Mets chase Nola with HRs, start stretch run with impressive rout of Phils

New York swats 4 jacks, maintains 1-game lead over Braves for third NL Wild Card

8 minutes ago

PHILADELPHIA -- For the last several weeks, cynics around the baseball world have greeted every Mets achievement with some version of: “Yeah, but…”

A nine-game winning streak? “Yeah, but…”

Passing the Braves in the National League Wild Card standings? “Yeah, but…”

A massive Francisco Lindor game-tying homer to break up a no-hitter? “Yeah, but…”

The reason for this was simple. Once the Mets reached their final two and a half weeks of the season, they would face the most difficult schedule in the Majors: seven games against the first-place Phillies, three against the pitching-rich Nationals, three versus the Mets’ longtime antagonists in Atlanta, and three in Milwaukee against the playoff-bound Brewers.

It’s a stretch that finally began on Friday night at Citizens Bank Park, where the Mets continued swatting aside every argument their doubters can conjure. Francisco Alvarez, Brandon Nimmo and Harrison Bader each hit three-run homers in the series opener, while Jose Quintana delivered one of his finest performances of the season in an 11-3 thumping of the first-place Phillies.

That allowed the Mets to retain a one-game lead over the Braves for the third Wild Card spot. The only “Yeah but…” from this night surfaced in the seventh inning, when Lindor was removed due to lower-back tightness. But the Mets seemed to dodge the worst outcome there as well, given their optimism that Lindor can play as soon as Saturday.

“I think if it was a closer game, he was going to fight that one,” manager Carlos Mendoza said.

Before that, all the vibes coming from the visiting dugout were good. Although the Phillies tagged Quintana for plenty of hard contact in the early innings, most of it landed in New York gloves.

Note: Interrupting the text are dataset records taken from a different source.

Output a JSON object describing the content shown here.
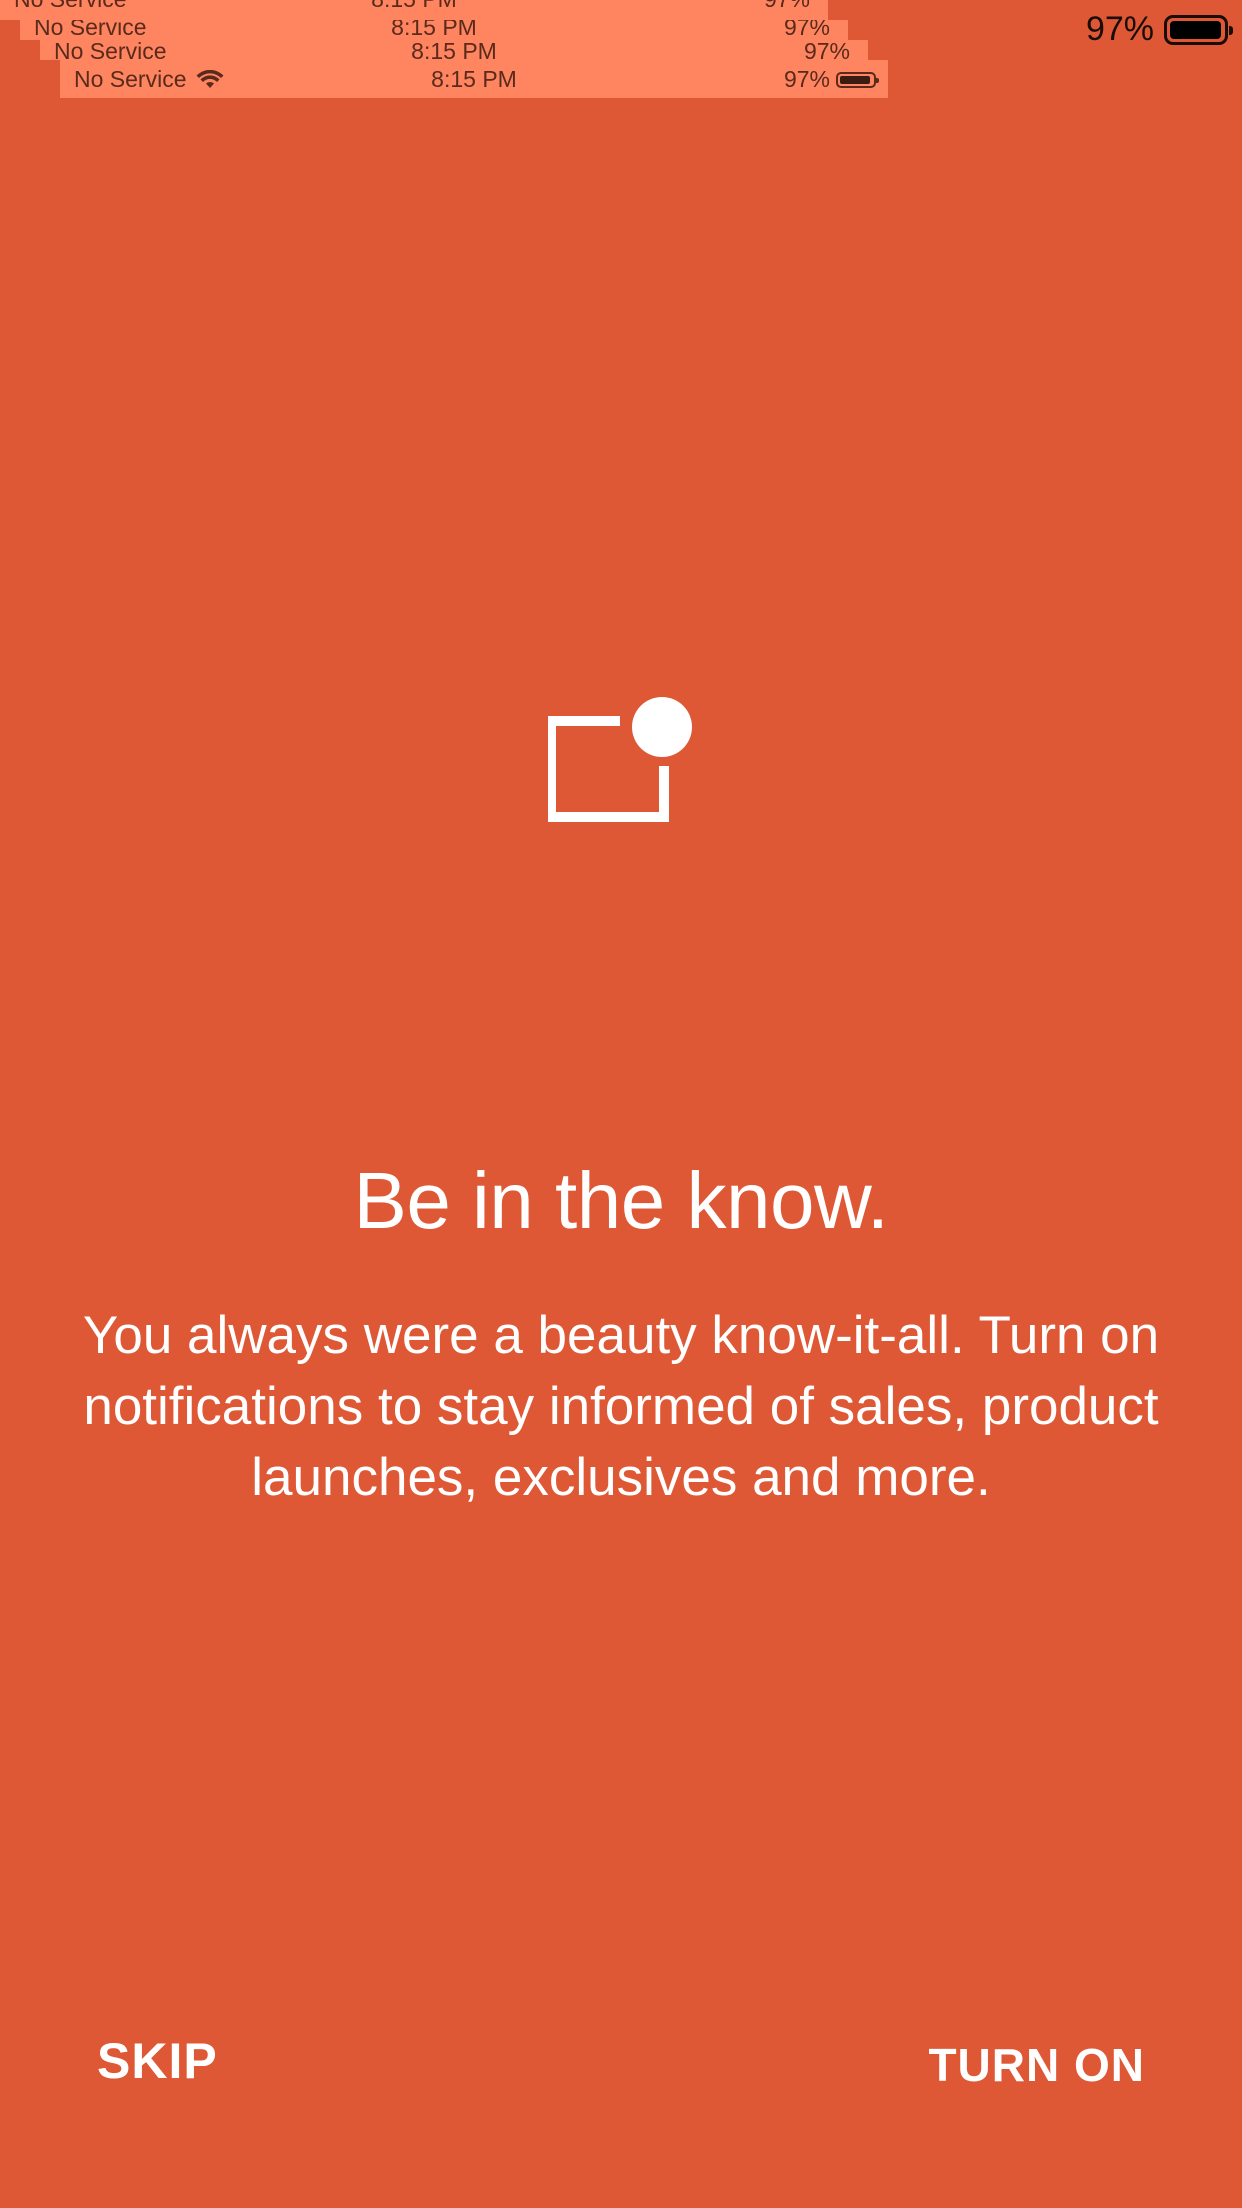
{
  "status_bar": {
    "carrier": "No Service",
    "time": "8:15 PM",
    "battery": "97%",
    "wifi_icon": "wifi-icon",
    "battery_icon": "battery-icon"
  },
  "icon": {
    "name": "notification-badge-icon",
    "color": "#FFFFFF"
  },
  "main": {
    "title": "Be in the know.",
    "body": "You always were a beauty know-it-all. Turn on notifications to stay informed of sales, product launches, exclusives and more."
  },
  "actions": {
    "skip_label": "SKIP",
    "turn_on_label": "TURN ON"
  },
  "colors": {
    "background": "#DE5835",
    "overlay": "#FF8460",
    "text": "#FFFFFF"
  }
}
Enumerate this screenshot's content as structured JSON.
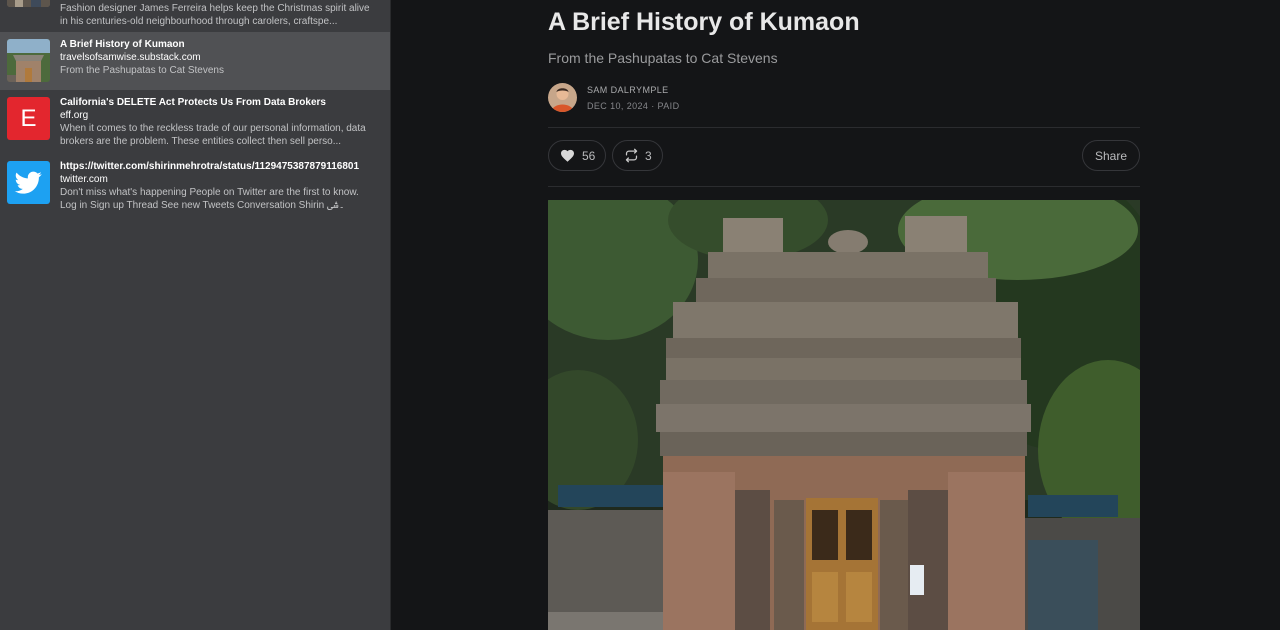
{
  "sidebar": {
    "items": [
      {
        "excerpt": "Fashion designer James Ferreira helps keep the Christmas spirit alive in his centuries-old neighbourhood through carolers, craftspe..."
      },
      {
        "title": "A Brief History of Kumaon",
        "domain": "travelsofsamwise.substack.com",
        "excerpt": "From the Pashupatas to Cat Stevens"
      },
      {
        "title": "California's DELETE Act Protects Us From Data Brokers",
        "domain": "eff.org",
        "excerpt": "When it comes to the reckless trade of our personal information, data brokers are the problem. These entities collect then sell perso...",
        "icon_letter": "E",
        "icon_color": "#e3262e"
      },
      {
        "title": "https://twitter.com/shirinmehrotra/status/1129475387879116801",
        "domain": "twitter.com",
        "excerpt": "Don't miss what's happening People on Twitter are the first to know. Log in Sign up Thread See new Tweets Conversation Shirin ۔شی",
        "icon": "twitter-bird-icon",
        "icon_color": "#1da1f2"
      }
    ]
  },
  "article": {
    "title": "A Brief History of Kumaon",
    "subtitle": "From the Pashupatas to Cat Stevens",
    "author": "SAM DALRYMPLE",
    "meta": "DEC 10, 2024 · PAID",
    "likes": "56",
    "restacks": "3",
    "share_label": "Share"
  }
}
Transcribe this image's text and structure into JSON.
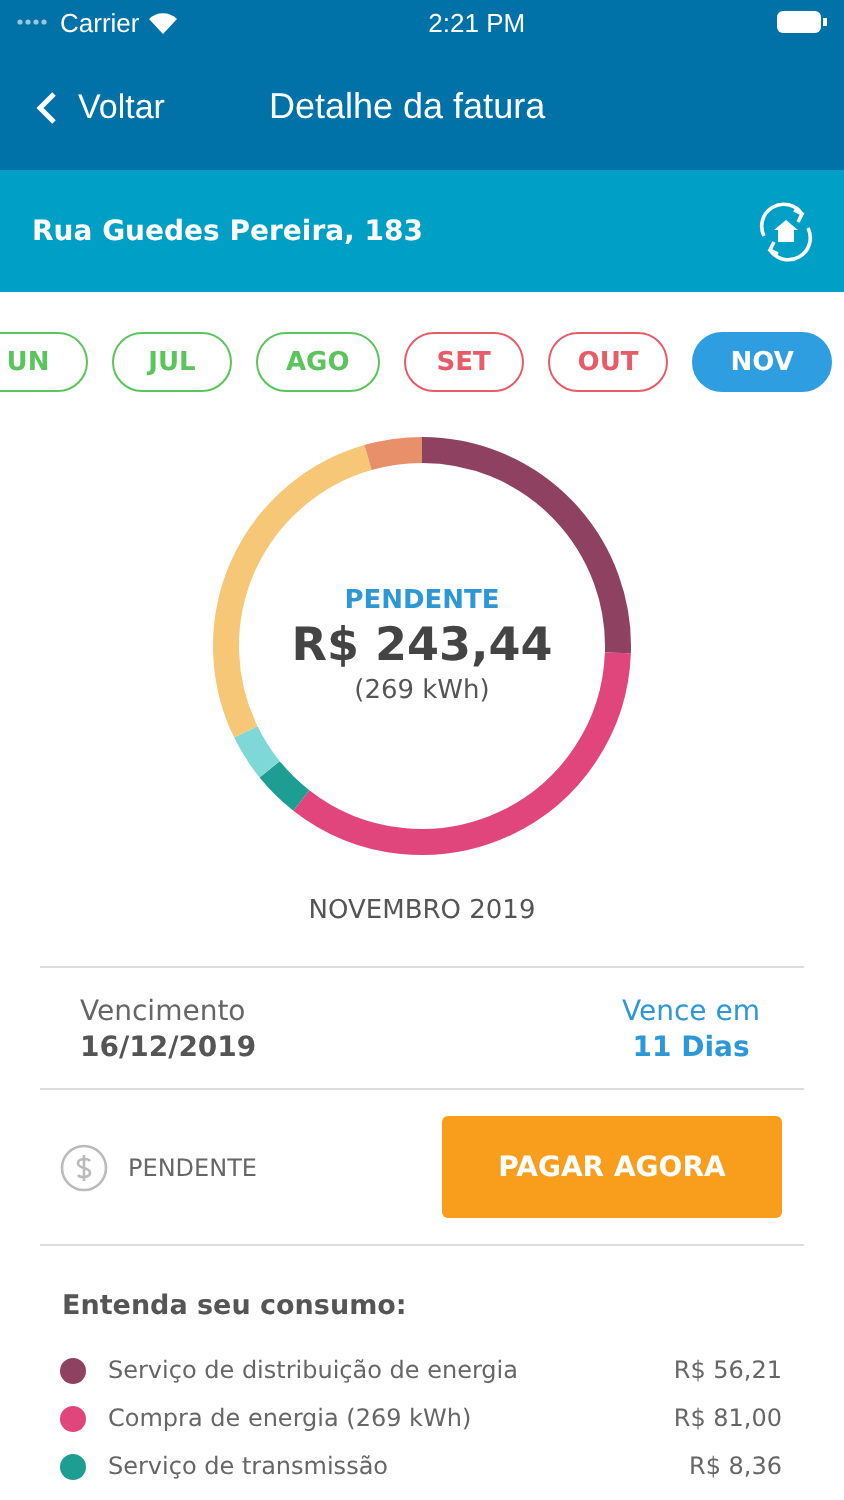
{
  "status_bar": {
    "carrier": "Carrier",
    "time": "2:21 PM"
  },
  "nav": {
    "back": "Voltar",
    "title": "Detalhe da fatura"
  },
  "address": {
    "text": "Rua Guedes Pereira, 183"
  },
  "months": [
    {
      "label": "UN",
      "color": "#5cc45c",
      "selected": false
    },
    {
      "label": "JUL",
      "color": "#5cc45c",
      "selected": false
    },
    {
      "label": "AGO",
      "color": "#5cc45c",
      "selected": false
    },
    {
      "label": "SET",
      "color": "#e85c68",
      "selected": false
    },
    {
      "label": "OUT",
      "color": "#e85c68",
      "selected": false
    },
    {
      "label": "NOV",
      "color": "#2f9ee0",
      "selected": true
    }
  ],
  "summary": {
    "status": "PENDENTE",
    "amount": "R$ 243,44",
    "consumption": "(269 kWh)",
    "period": "NOVEMBRO 2019"
  },
  "due": {
    "label": "Vencimento",
    "date": "16/12/2019",
    "countdown_label": "Vence em",
    "countdown": "11 Dias"
  },
  "payment": {
    "status": "PENDENTE",
    "button": "PAGAR AGORA"
  },
  "breakdown": {
    "title": "Entenda seu consumo:",
    "items": [
      {
        "name": "Serviço de distribuição de energia",
        "amount": "R$ 56,21",
        "color": "#8e4160"
      },
      {
        "name": "Compra de energia (269 kWh)",
        "amount": "R$ 81,00",
        "color": "#e0467c"
      },
      {
        "name": "Serviço de transmissão",
        "amount": "R$ 8,36",
        "color": "#1e9d92"
      }
    ]
  }
}
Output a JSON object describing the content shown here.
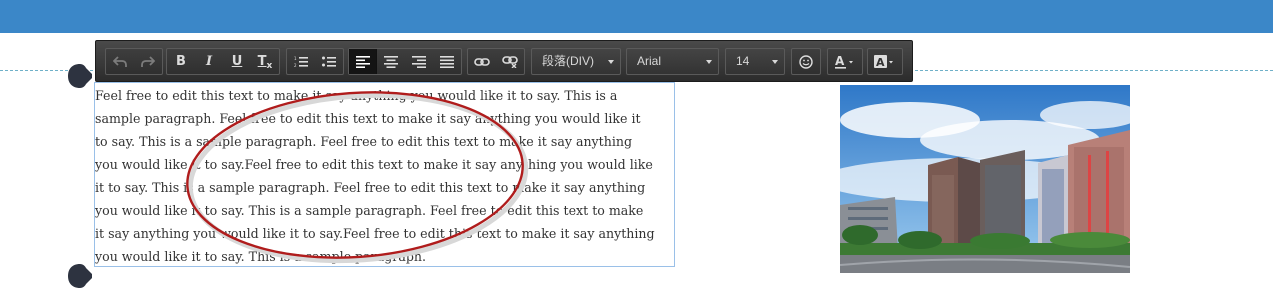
{
  "toolbar": {
    "undo_icon": "undo-icon",
    "redo_icon": "redo-icon",
    "bold_label": "B",
    "italic_label": "I",
    "underline_label": "U",
    "clear_format_label": "T",
    "paragraph_format": "段落(DIV)",
    "font_family": "Arial",
    "font_size": "14"
  },
  "paragraph": {
    "lines": [
      "Feel free to edit this text to make it say anything you would like it to say.  This is a",
      "sample paragraph.  Feel free to edit this text to make it say anything you would like it",
      "to say.  This is a sample paragraph.  Feel free to edit this text to make it say anything",
      "you would like it to say.Feel free to edit this text to make it say anything you would like",
      "it to say.  This is a sample paragraph.  Feel free to edit this text to make it say anything",
      "you would like it to say.  This is a sample paragraph.  Feel free to edit this text to make",
      "it say anything you would like it to say.Feel free to edit this text to make it say anything",
      "you would like it to say.  This is a sample paragraph."
    ]
  },
  "colors": {
    "topbar": "#3b87c8",
    "toolbar_bg": "#333333",
    "selection_border": "#9ac0e8",
    "annotation_ellipse": "#b01c1c"
  }
}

By the middle innings, Quintana had settled into a groove, and the Mets’ own offense began humming. Nimmo described it as his team’s ability to wear down Nola by working counts and forcing him to throw extra pitches.

With two runners on base in the fifth, Alvarez clanged one of those off the left-field foul pole to open the scoring. Nimmo followed four batters later with his own three-run shot.

“I think this series is going to be very similar to playoff baseball, and in playoff baseball, everything’s hanging on the edge of a knife,” Nimmo said. “Things can go well or poorly like that really quickly. For us to just keep hammering things out, keep having good at-bats, staying on him, and then finally for that dam to break in the fifth is what you have to do with good pitchers.”

Over the next two weeks, the Mets will see almost exclusively good pitchers as they attempt to plow forward toward a playoff spot. Despite holding a one-game lead over the Braves entering this weekend, major projection systems such as FanGraphs gave them only a coin-flip chance to make the playoffs. That was in large part due to their late-September schedule -- a gauntlet of which their players were well aware.

“It’s going to be a great test for us,” Lindor said before Friday’s win. “If we make it out of this stretch in a good position, the postseason should be fun. … That’s what we prepare for. That’s what we play for. And we look forward to playing good baseball, good winning baseball.”

Lindor went on to say that “this is what I always wanted” -- a chance to play his way into the postseason. For months, he has urged his teammates simply to keep their heads above water, to give themselves a chance in September. They’ve done that now. They’ve nearly reached the final fortnight of the season, and they’re still in contention.

“We’re playing well,” Mendoza said. “We know we’re a good team.”

Mendoza added that the Mets will face more adversity in the coming days and weeks. The path to October, he has warned on multiple occasions, won’t be easy.

“Yeah, but …”

What if at the end of that road, the Mets are still standing?

“I’ve always said that the playoffs are about who gets hot at the right time,” Nimmo said. “So we’re trying to continue playing good baseball here into the end of September and keep that going into October.”